Insufficient cutaneous vasoconstriction leading up to and during syncopal symptoms in the heat stressed human.

As much as 50% of cardiac output can be distributed to the skin in the hyperthermic human, and therefore the control of cutaneous vascular conductance (CVC) becomes critical for the maintenance of blood pressure. Little is known regarding the magnitude of cutaneous vasoconstriction in profoundly hypotensive individuals while heat stressed. This project investigated the hypothesis that leading up to and during syncopal symptoms associated with combined heat and orthostatic stress, reductions in CVC are inadequate to prevent syncope. Using a retrospective study design, we evaluated data from subjects who experienced syncopal symptoms during lower body negative pressure (N = 41) and head-up tilt (N = 5). Subjects were instrumented for measures of internal temperature, forearm skin blood flow, arterial pressure, and heart rate. CVC was calculated as skin blood flow/mean arterial pressure × 100. Data were obtained while subjects were normothermic, immediately before an orthostatic challenge while heat stressed, and at 5-s averages for the 2 min preceding the cessation of the orthostatic challenge due to syncopal symptoms. Whole body heat stress increased internal temperature (1.25 ± 0.3°C; P < 0.001) and CVC (29 ± 20 to 160 ± 58 CVC units; P < 0.001) without altering mean arterial pressure (83 ± 7 to 82 ± 6 mmHg).

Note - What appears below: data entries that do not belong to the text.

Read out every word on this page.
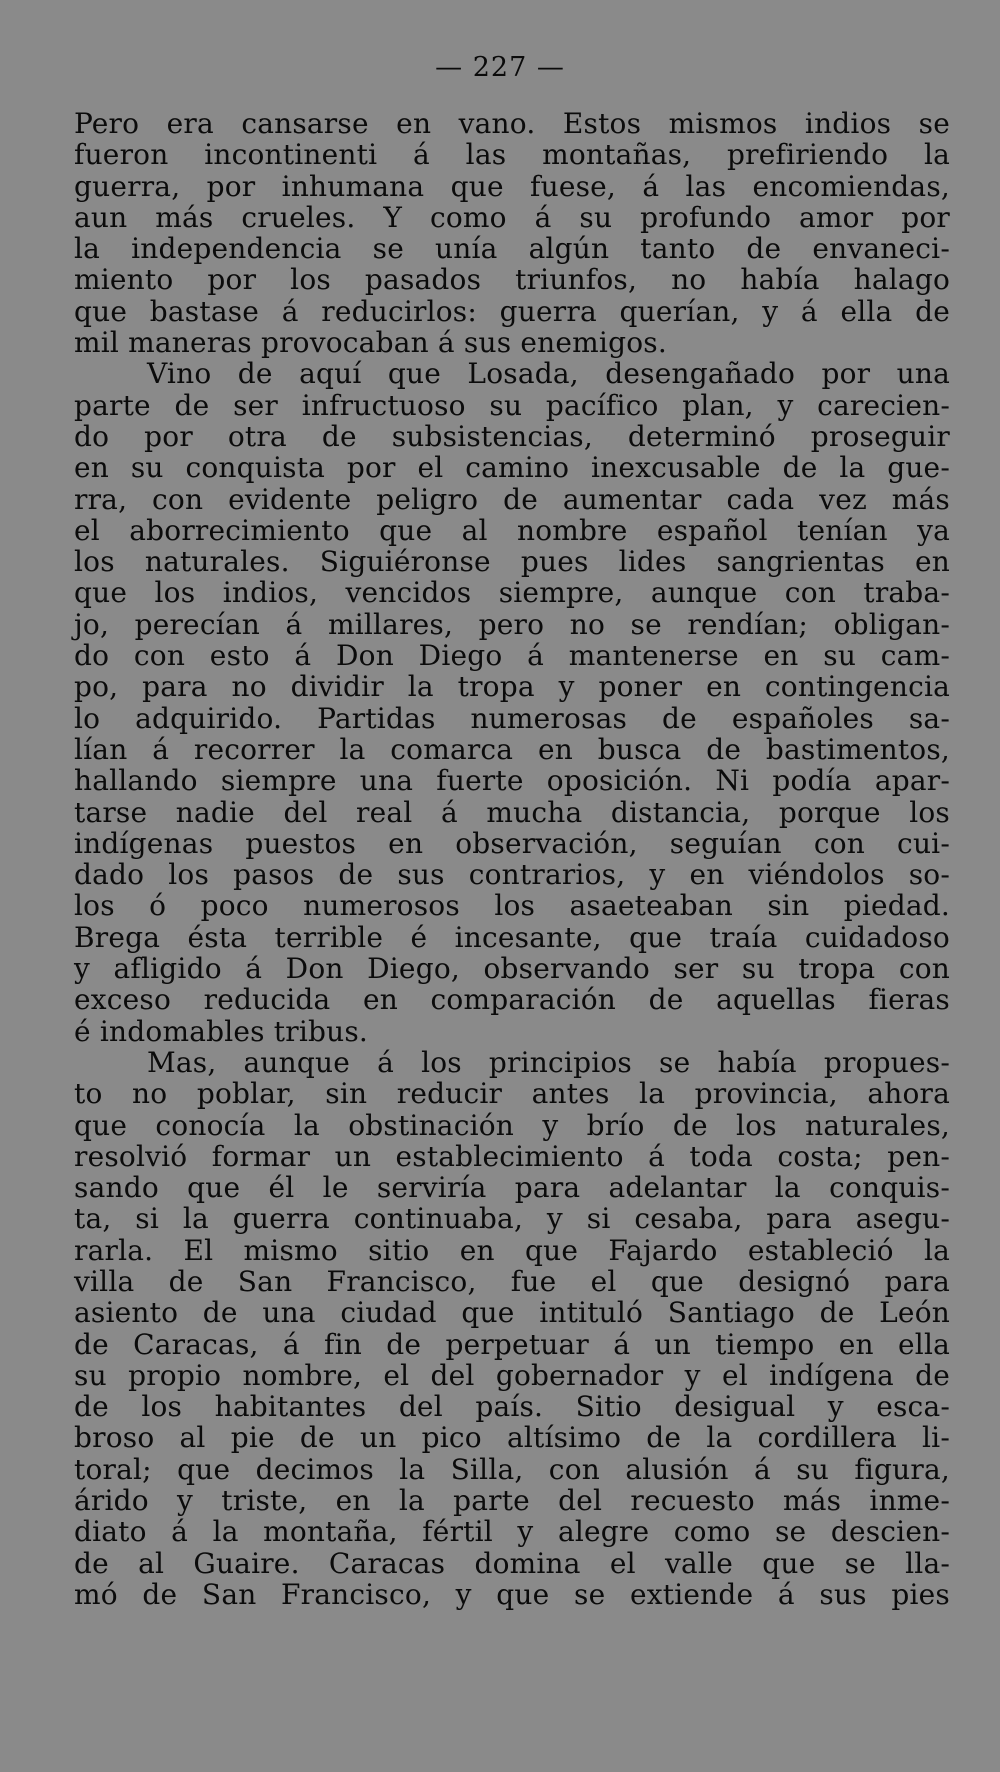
— 227 —
Pero era cansarse en vano. Estos mismos indios se
fueron incontinenti á las montañas, prefiriendo la
guerra, por inhumana que fuese, á las encomiendas,
aun más crueles. Y como á su profundo amor por
la independencia se unía algún tanto de envaneci-
miento por los pasados triunfos, no había halago
que bastase á reducirlos: guerra querían, y á ella de
mil maneras provocaban á sus enemigos.
Vino de aquí que Losada, desengañado por una
parte de ser infructuoso su pacífico plan, y carecien-
do por otra de subsistencias, determinó proseguir
en su conquista por el camino inexcusable de la gue-
rra, con evidente peligro de aumentar cada vez más
el aborrecimiento que al nombre español tenían ya
los naturales. Siguiéronse pues lides sangrientas en
que los indios, vencidos siempre, aunque con traba-
jo, perecían á millares, pero no se rendían; obligan-
do con esto á Don Diego á mantenerse en su cam-
po, para no dividir la tropa y poner en contingencia
lo adquirido. Partidas numerosas de españoles sa-
lían á recorrer la comarca en busca de bastimentos,
hallando siempre una fuerte oposición. Ni podía apar-
tarse nadie del real á mucha distancia, porque los
indígenas puestos en observación, seguían con cui-
dado los pasos de sus contrarios, y en viéndolos so-
los ó poco numerosos los asaeteaban sin piedad.
Brega ésta terrible é incesante, que traía cuidadoso
y afligido á Don Diego, observando ser su tropa con
exceso reducida en comparación de aquellas fieras
é indomables tribus.
Mas, aunque á los principios se había propues-
to no poblar, sin reducir antes la provincia, ahora
que conocía la obstinación y brío de los naturales,
resolvió formar un establecimiento á toda costa; pen-
sando que él le serviría para adelantar la conquis-
ta, si la guerra continuaba, y si cesaba, para asegu-
rarla. El mismo sitio en que Fajardo estableció la
villa de San Francisco, fue el que designó para
asiento de una ciudad que intituló Santiago de León
de Caracas, á fin de perpetuar á un tiempo en ella
su propio nombre, el del gobernador y el indígena de
de los habitantes del país. Sitio desigual y esca-
broso al pie de un pico altísimo de la cordillera li-
toral; que decimos la Silla, con alusión á su figura,
árido y triste, en la parte del recuesto más inme-
diato á la montaña, fértil y alegre como se descien-
de al Guaire. Caracas domina el valle que se lla-
mó de San Francisco, y que se extiende á sus pies
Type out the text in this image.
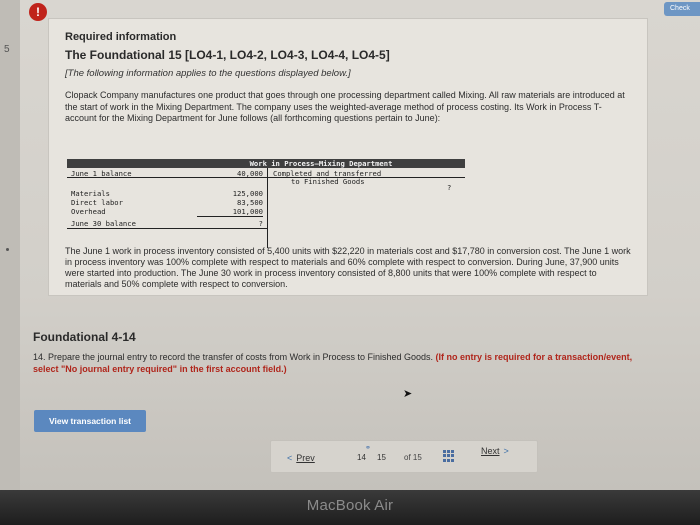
5
!	Check
Required information
The Foundational 15 [LO4-1, LO4-2, LO4-3, LO4-4, LO4-5]
[The following information applies to the questions displayed below.]
Clopack Company manufactures one product that goes through one processing department called Mixing. All raw materials are introduced at the start of work in the Mixing Department. The company uses the weighted-average method of process costing. Its Work in Process T-account for the Mixing Department for June follows (all forthcoming questions pertain to June):
Work in Process—Mixing Department
June 1 balance	40,000 Completed and transferred
to Finished Goods
?
Materials	125,000
Direct labor	83,500
Overhead	101,000
June 30 balance	?
The June 1 work in process inventory consisted of 5,400 units with $22,220 in materials cost and $17,780 in conversion cost. The June 1 work in process inventory was 100% complete with respect to materials and 60% complete with respect to conversion. During June, 37,900 units were started into production. The June 30 work in process inventory consisted of 8,800 units that were 100% complete with respect to materials and 50% complete with respect to conversion.
Foundational 4-14
14. Prepare the journal entry to record the transfer of costs from Work in Process to Finished Goods. (If no entry is required for a transaction/event, select "No journal entry required" in the first account field.)
View transaction list
➤
< Prev
⚭
14 15 of 15
Next >
MacBook Air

Mean arterial pressure was reduced to 57 ± 9 mmHg (P < 0.001) immediately before the termination of the orthostatic challenge. At test termination, CVC decreased to 138 ± 61 CVC units (P < 0.001) relative to before the orthostatic challenge but remained approximately fourfold greater than when subjects were normothermic. This negligible reduction in CVC during pronounced hypotension likely contributes to reduced orthostatic tolerance in heat-stressed humans. Given that lower body negative pressure and head-up tilt are models of acute hemorrhage, these findings have important implications with respect to mechanisms of compromised blood pressure control in the hemorrhagic individual who is also hyperthermic (e.g., military personnel, firefighters, etc.).